発光部325には、液滴吐出装置1を用い、既に説明したカラーフィルタ材料の塗布と同様に、境界層305で区切られて形成された各蛍光部領域内に、吐出ヘッド26のノズル27により、R・G・B各色のプラズマ蛍光材料を選択的に吐出して蛍光層320R、320G、320Bが形成されている。そして、塗布したプラズマ蛍光材料を乾燥させることにより、背面基板315が形成される。
図11に示す製造装置330は、背面基板315の蛍光部325のそれぞれに対して、対応するプラズマ蛍光材料を吐出する装置である。
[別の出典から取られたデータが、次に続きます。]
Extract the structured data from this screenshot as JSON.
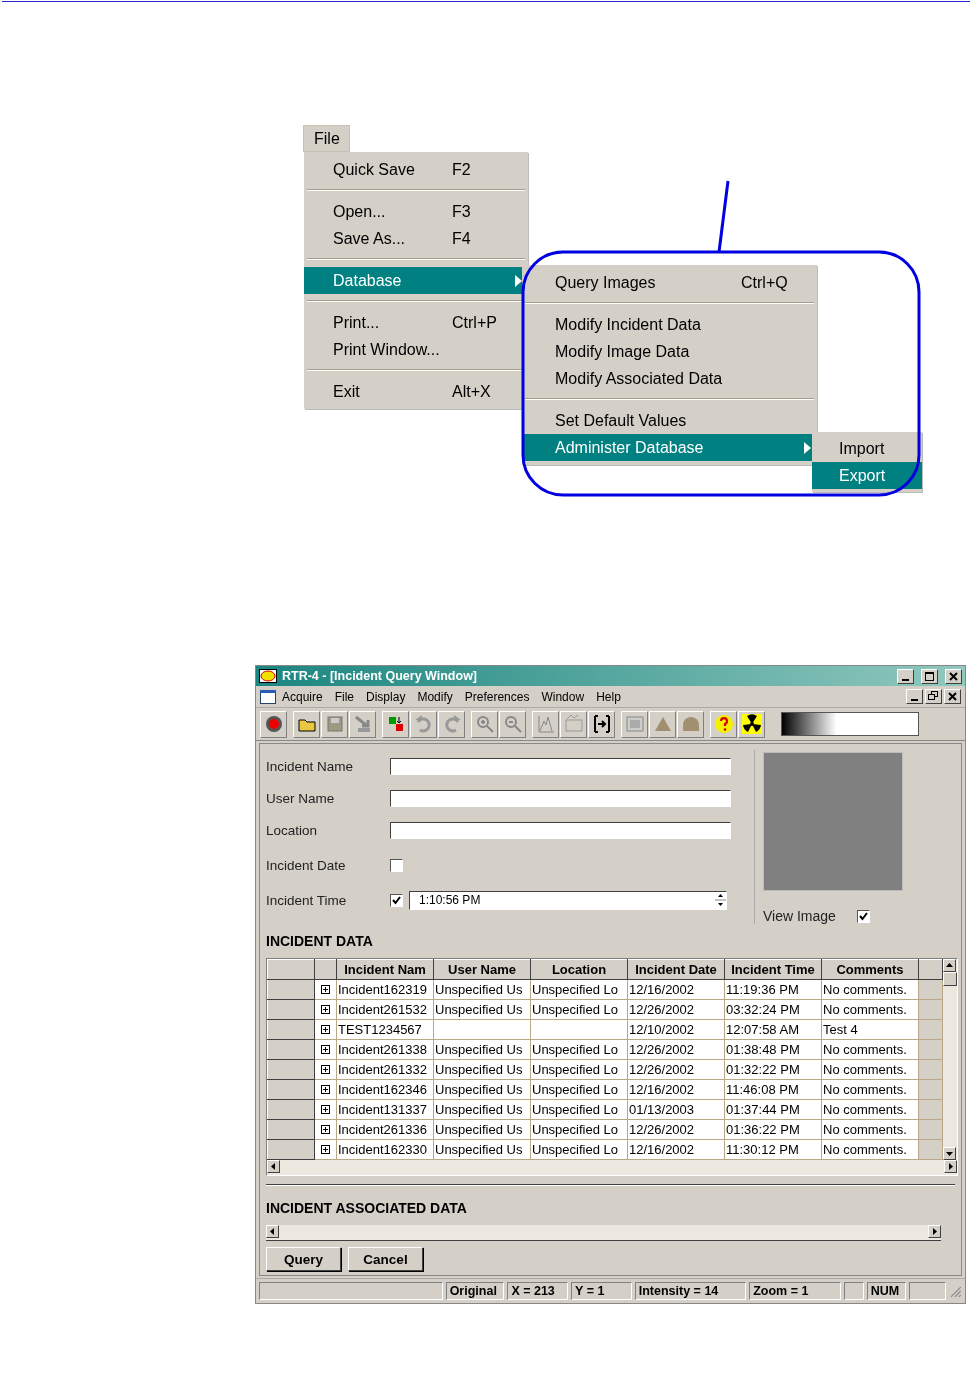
{
  "menu_figure": {
    "menu_title": "File",
    "menu": [
      {
        "kind": "item",
        "label": "Quick Save",
        "shortcut": "F2",
        "selected": false
      },
      {
        "kind": "separator"
      },
      {
        "kind": "item",
        "label": "Open...",
        "shortcut": "F3",
        "selected": false
      },
      {
        "kind": "item",
        "label": "Save As...",
        "shortcut": "F4",
        "selected": false
      },
      {
        "kind": "separator"
      },
      {
        "kind": "submenu",
        "label": "Database",
        "selected": true
      },
      {
        "kind": "separator"
      },
      {
        "kind": "item",
        "label": "Print...",
        "shortcut": "Ctrl+P",
        "selected": false
      },
      {
        "kind": "item",
        "label": "Print Window...",
        "selected": false
      },
      {
        "kind": "separator"
      },
      {
        "kind": "item",
        "label": "Exit",
        "shortcut": "Alt+X",
        "selected": false
      }
    ],
    "submenu": [
      {
        "kind": "item",
        "label": "Query Images",
        "shortcut": "Ctrl+Q",
        "selected": false
      },
      {
        "kind": "separator"
      },
      {
        "kind": "item",
        "label": "Modify Incident Data",
        "selected": false
      },
      {
        "kind": "item",
        "label": "Modify Image Data",
        "selected": false
      },
      {
        "kind": "item",
        "label": "Modify Associated Data",
        "selected": false
      },
      {
        "kind": "separator"
      },
      {
        "kind": "item",
        "label": "Set Default Values",
        "selected": false
      },
      {
        "kind": "submenu",
        "label": "Administer Database",
        "selected": true
      }
    ],
    "subsubmenu": [
      {
        "kind": "item",
        "label": "Import",
        "selected": false
      },
      {
        "kind": "item",
        "label": "Export",
        "selected": true
      }
    ]
  },
  "window": {
    "title": "RTR-4 - [Incident Query Window]",
    "menu_bar": [
      "Acquire",
      "File",
      "Display",
      "Modify",
      "Preferences",
      "Window",
      "Help"
    ],
    "fields": [
      {
        "kind": "text",
        "label": "Incident Name"
      },
      {
        "kind": "text",
        "label": "User Name"
      },
      {
        "kind": "text",
        "label": "Location"
      },
      {
        "kind": "date",
        "label": "Incident Date",
        "checked": false
      },
      {
        "kind": "time",
        "label": "Incident Time",
        "checked": true,
        "value": "1:10:56 PM"
      }
    ],
    "view_image": {
      "label": "View Image",
      "checked": true
    },
    "incident_data": {
      "heading": "INCIDENT DATA",
      "columns": [
        "Incident Nam",
        "User Name",
        "Location",
        "Incident Date",
        "Incident Time",
        "Comments"
      ],
      "rows": [
        [
          "Incident162319",
          "Unspecified Us",
          "Unspecified Lo",
          "12/16/2002",
          "11:19:36 PM",
          "No comments."
        ],
        [
          "Incident261532",
          "Unspecified Us",
          "Unspecified Lo",
          "12/26/2002",
          "03:32:24 PM",
          "No comments."
        ],
        [
          "TEST1234567",
          "",
          "",
          "12/10/2002",
          "12:07:58 AM",
          "Test 4"
        ],
        [
          "Incident261338",
          "Unspecified Us",
          "Unspecified Lo",
          "12/26/2002",
          "01:38:48 PM",
          "No comments."
        ],
        [
          "Incident261332",
          "Unspecified Us",
          "Unspecified Lo",
          "12/26/2002",
          "01:32:22 PM",
          "No comments."
        ],
        [
          "Incident162346",
          "Unspecified Us",
          "Unspecified Lo",
          "12/16/2002",
          "11:46:08 PM",
          "No comments."
        ],
        [
          "Incident131337",
          "Unspecified Us",
          "Unspecified Lo",
          "01/13/2003",
          "01:37:44 PM",
          "No comments."
        ],
        [
          "Incident261336",
          "Unspecified Us",
          "Unspecified Lo",
          "12/26/2002",
          "01:36:22 PM",
          "No comments."
        ],
        [
          "Incident162330",
          "Unspecified Us",
          "Unspecified Lo",
          "12/16/2002",
          "11:30:12 PM",
          "No comments."
        ]
      ]
    },
    "associated_heading": "INCIDENT ASSOCIATED DATA",
    "buttons": [
      "Query",
      "Cancel"
    ],
    "status_bar": [
      {
        "kind": "blank"
      },
      {
        "kind": "text",
        "text": "Original"
      },
      {
        "kind": "text",
        "text": "X = 213"
      },
      {
        "kind": "text",
        "text": "Y = 1"
      },
      {
        "kind": "text",
        "text": "Intensity = 14"
      },
      {
        "kind": "text",
        "text": "Zoom = 1"
      },
      {
        "kind": "blank"
      },
      {
        "kind": "text",
        "text": "NUM"
      },
      {
        "kind": "blank"
      }
    ]
  }
}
製造装置330は、赤のプラズマ蛍光材料が塗布されるべき蛍光層320Rのすべてに赤のプラズマ蛍光材料を塗布する吐出装置340Rと、塗布した赤のプラズマ蛍光材料を乾燥させる乾燥装置350Rと、同様に蛍光層320Gに緑のプラズマ蛍光材料をそれぞれ塗布および乾燥させる吐出装置340Gおよび乾燥装置350Gと、同様に蛍光層320Bに青のプラズマ蛍光材料をそれぞれ塗布および乾燥させる吐出装置340Bおよび乾燥装置350Bとを備えている。さらに製造装置330は、吐出装置340R、乾燥装置350R、吐出装置340G、乾燥装置350G、吐出装置340B、乾燥装置350Bの順番に背面基板315を搬送する搬送装置370も備えている。各吐出装置は洗浄機構を備えた液滴吐出装置1であり、常に良好な吐出状態を維持でき、製造装置330全体の連続稼動に貢献できる。なお、プラズマ蛍光材料を用いる液滴吐出装置1の洗浄機構に用いられる洗浄液は、エタノールである。
次に図10に示すように、背面基板315と、前面基板316とを貼り合わせてプラズマ表示装置300が得られる。この前面基板316は、ガラス基板313と、ガラス基板313上で互いに平行にパターニングされた表示電極および表示スキャン電極312と、表示電極および表示スキャン電極312とを覆うように形成された誘電体ガラス層311と、誘電体ガラス層311上に形成された保護層310とを有する。背面基板315と前面基板316とは、背面基板315のアドレス電極302と、前面基板316の表示電極・表示スキャン電極312とが、互いに直交するように位置合わせされている。そして、各境界層305で囲まれる領域には、所定の圧力で放電ガス314を封入する。
以上、本発明の洗浄機構によれば、材料液が流動する洗浄部分を取り外す等の必要が一切無く、洗浄作業開始を選択すれば自動的に洗浄が行われる。洗浄は、主要な洗浄部分のみの洗浄と、材料液が流動する経路を含めた洗浄と、を選択することができ、効率的に装置の洗浄が行える。
また、洗浄機構を備えた液滴吐出装置1によれば、主要部である材料液を吐出する吐出ヘッド26の洗浄と、材料液の供給経路を含めた洗浄と、を選択して洗浄できる。それぞれ定期的に実施することにより、材料液を安定して吐出ヘッド26から吐出でき、液滴吐出装置1の確実な稼動を維持できる。材料液の安定した吐出により、液晶表示装置の画素領域、エレクトロルミネッセンス表示装置の発光部、プラズマ表示装置の蛍光部などのカラー表示部に均一に材料液を塗布することができ、高品位な表示装置が提供できる。
このように、本発明の洗浄機構および液滴吐出装置1は、カラーフィルタ表示装置100、エレクトロルミネッセンス表示装置200、プラズマ表示装置300などの表示装置の製造に貢献でき、これらを搭載したテレビ、パーソナルコンピュータ、カーナビゲーション、デジタルカメラ、携帯電話などの高品質な電子機器を提供できる。更に、本発明は、カラーフィルタ、エレクトロルミネッセンス、プラズマの表示装置(ディスプレイ)に加え、電子放出素子を備えた表示装置であるFED(Field Emission Display)やSED(Surface−Conduction Electron−Emitter Display)等の製造にも適用することができる。